Keith Patterson: Stone Cold & Blue (self released)
Out of South Carolina, Mr. Keith Patterson provides us with guitar driven, hard-edged blues music that fills venues and has people dancing like no one is watching. With the opening riffs (which have a feel of ‘School’s Out For Summer’) he sets the stage for a rollicking eleven cut release that has enough style and energy to please just about everyone.
‘Take Me Down To Charleston’ is a fast paced shuffle that hails the virtues of that town in South Carolina that is becoming the home for some seriously good blues bands and venues to hear them in. Some fine slide work provided by Todd Roth, serves us up a bit of grease otherwise provided by some pork BBQ and roasted oysters on the track.
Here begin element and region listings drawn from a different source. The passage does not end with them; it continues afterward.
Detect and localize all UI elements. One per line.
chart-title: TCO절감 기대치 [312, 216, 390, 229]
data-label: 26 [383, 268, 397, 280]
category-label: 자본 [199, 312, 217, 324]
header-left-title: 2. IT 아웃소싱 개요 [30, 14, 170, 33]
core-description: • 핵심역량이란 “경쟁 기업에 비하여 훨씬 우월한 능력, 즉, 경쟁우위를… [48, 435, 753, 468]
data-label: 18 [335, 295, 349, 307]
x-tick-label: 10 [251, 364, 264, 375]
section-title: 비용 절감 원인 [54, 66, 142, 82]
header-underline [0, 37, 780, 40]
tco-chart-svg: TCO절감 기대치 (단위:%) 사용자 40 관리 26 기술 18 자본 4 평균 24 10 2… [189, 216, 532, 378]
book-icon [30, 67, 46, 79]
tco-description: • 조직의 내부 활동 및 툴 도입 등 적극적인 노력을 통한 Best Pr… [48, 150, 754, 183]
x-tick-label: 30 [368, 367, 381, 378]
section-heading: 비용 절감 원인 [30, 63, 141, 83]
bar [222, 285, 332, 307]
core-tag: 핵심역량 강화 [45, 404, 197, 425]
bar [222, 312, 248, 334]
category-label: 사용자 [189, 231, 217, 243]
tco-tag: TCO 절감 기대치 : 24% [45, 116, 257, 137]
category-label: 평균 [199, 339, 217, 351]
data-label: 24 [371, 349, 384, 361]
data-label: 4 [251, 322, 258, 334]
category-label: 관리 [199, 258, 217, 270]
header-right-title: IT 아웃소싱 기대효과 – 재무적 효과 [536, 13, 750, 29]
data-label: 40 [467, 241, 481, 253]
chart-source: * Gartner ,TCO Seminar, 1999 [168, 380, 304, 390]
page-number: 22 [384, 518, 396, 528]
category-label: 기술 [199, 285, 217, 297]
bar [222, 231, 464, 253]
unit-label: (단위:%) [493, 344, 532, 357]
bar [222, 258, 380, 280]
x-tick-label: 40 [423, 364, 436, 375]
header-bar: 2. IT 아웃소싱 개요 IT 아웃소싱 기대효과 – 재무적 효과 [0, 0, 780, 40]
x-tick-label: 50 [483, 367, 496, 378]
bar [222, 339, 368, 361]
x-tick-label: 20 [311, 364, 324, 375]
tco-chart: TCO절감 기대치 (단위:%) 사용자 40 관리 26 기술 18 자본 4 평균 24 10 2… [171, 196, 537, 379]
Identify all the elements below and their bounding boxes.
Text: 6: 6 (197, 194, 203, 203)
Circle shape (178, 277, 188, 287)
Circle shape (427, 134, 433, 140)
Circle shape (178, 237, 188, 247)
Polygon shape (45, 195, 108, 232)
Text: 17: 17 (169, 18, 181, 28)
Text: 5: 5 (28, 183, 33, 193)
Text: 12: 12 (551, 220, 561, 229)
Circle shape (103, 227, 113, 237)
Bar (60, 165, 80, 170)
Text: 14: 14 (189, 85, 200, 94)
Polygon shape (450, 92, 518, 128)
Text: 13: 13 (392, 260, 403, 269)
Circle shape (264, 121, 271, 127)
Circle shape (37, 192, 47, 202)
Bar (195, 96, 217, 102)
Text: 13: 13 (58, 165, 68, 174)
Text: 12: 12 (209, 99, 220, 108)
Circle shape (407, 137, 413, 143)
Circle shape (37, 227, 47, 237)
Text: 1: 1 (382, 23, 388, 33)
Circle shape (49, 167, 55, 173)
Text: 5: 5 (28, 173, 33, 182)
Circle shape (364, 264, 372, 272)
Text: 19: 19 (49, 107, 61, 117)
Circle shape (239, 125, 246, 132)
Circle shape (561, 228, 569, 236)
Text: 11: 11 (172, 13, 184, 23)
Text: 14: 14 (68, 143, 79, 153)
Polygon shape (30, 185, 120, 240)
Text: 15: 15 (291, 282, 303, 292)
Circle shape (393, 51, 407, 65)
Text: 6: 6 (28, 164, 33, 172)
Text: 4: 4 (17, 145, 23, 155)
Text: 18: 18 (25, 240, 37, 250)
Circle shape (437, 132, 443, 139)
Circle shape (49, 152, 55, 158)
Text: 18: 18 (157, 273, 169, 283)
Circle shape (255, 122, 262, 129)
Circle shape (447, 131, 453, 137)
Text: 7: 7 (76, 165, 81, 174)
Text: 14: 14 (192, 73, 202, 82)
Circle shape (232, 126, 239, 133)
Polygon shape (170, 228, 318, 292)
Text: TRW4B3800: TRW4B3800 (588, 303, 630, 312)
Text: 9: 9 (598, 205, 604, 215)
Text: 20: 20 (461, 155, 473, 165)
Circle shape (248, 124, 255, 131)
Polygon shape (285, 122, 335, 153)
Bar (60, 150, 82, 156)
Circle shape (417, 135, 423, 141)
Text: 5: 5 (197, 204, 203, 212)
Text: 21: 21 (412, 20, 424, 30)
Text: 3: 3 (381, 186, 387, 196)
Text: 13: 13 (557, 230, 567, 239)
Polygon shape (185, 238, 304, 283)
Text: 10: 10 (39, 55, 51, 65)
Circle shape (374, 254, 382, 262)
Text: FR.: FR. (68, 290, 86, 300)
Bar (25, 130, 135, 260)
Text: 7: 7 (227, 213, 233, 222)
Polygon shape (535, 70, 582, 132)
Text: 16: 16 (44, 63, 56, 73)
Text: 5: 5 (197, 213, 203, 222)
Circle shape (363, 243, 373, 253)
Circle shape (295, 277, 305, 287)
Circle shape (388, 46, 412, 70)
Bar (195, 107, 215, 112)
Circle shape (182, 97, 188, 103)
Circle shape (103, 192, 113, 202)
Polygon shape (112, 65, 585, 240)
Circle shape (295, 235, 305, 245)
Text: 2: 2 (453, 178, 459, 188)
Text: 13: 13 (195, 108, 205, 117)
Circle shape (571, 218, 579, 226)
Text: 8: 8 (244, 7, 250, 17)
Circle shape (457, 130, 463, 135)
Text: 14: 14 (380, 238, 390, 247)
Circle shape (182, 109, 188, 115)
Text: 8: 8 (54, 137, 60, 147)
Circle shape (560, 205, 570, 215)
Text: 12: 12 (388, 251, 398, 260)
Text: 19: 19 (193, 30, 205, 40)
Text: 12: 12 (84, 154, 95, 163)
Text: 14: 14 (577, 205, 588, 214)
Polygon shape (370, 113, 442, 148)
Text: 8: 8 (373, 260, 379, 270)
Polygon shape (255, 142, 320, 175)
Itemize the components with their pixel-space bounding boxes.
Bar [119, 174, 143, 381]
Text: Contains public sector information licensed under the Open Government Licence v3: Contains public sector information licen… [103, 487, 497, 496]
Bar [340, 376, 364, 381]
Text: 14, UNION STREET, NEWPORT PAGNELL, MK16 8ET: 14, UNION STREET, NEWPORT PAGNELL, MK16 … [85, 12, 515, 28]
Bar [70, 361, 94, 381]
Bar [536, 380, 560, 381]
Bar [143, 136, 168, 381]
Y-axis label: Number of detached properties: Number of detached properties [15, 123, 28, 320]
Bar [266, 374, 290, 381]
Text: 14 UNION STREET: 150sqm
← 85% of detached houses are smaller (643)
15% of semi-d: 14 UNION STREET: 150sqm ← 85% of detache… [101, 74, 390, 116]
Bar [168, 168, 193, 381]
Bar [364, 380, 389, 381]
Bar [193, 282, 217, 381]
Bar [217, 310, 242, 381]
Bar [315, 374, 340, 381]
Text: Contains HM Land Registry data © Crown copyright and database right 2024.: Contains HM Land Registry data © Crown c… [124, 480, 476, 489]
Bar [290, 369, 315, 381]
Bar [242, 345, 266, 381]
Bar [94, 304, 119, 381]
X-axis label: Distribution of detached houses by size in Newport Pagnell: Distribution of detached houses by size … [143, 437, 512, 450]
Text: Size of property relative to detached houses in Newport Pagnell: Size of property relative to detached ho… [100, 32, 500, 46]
A particularly fine track is ‘Keep The Blues Alive’ where he wears the title like a badge of honor and vows to do whatever it takes to do just that. Nasty guitar work that leads us to poignant lyrics and a visit over the edge of a failing relationship is served up in ‘Shades of Gray’.
Mr. Patterson’s song writing is emotional and heart felt, there is a passion to it that is amplified by the instrumentation and provides us with a solid sound scape. Though not all hard driving and fierce, the majority of cuts are. He does show us the ability to change gears and gives us a slower paced vocals and songs. From declarations of what is inevitable in ‘Time For A Change’ to ‘Fascination’ which is a more electric slow burner where he implores his lady to close their eyes and let the other become their fascination. This cut has a slight feel of some of the earlier rock-blues hybrids that came about in the late nineties early aught’s, but with a true blues spirit to it.
A solid release that gives us a glimpse at what Mr. Patterson can do and where his influences lie. Pat Travers, Joe Bonamassa, early Led Zep, as well as the likes of B.B. King, Jeff Healy and Eric Clapton and just enough funk to keep it dirty and original. With this solid first release I am looking forward to his next release, and if I he is playing anywhere near me in South Carolina I will most certainly go see him perform.
So while these artists might be new to some, or even all, of us they certainly are worth listening to. They are all adept at their brand of blues and their spirit level is on the rise. Would be a nice gift to turn someone on to some new blues folks this holiday season.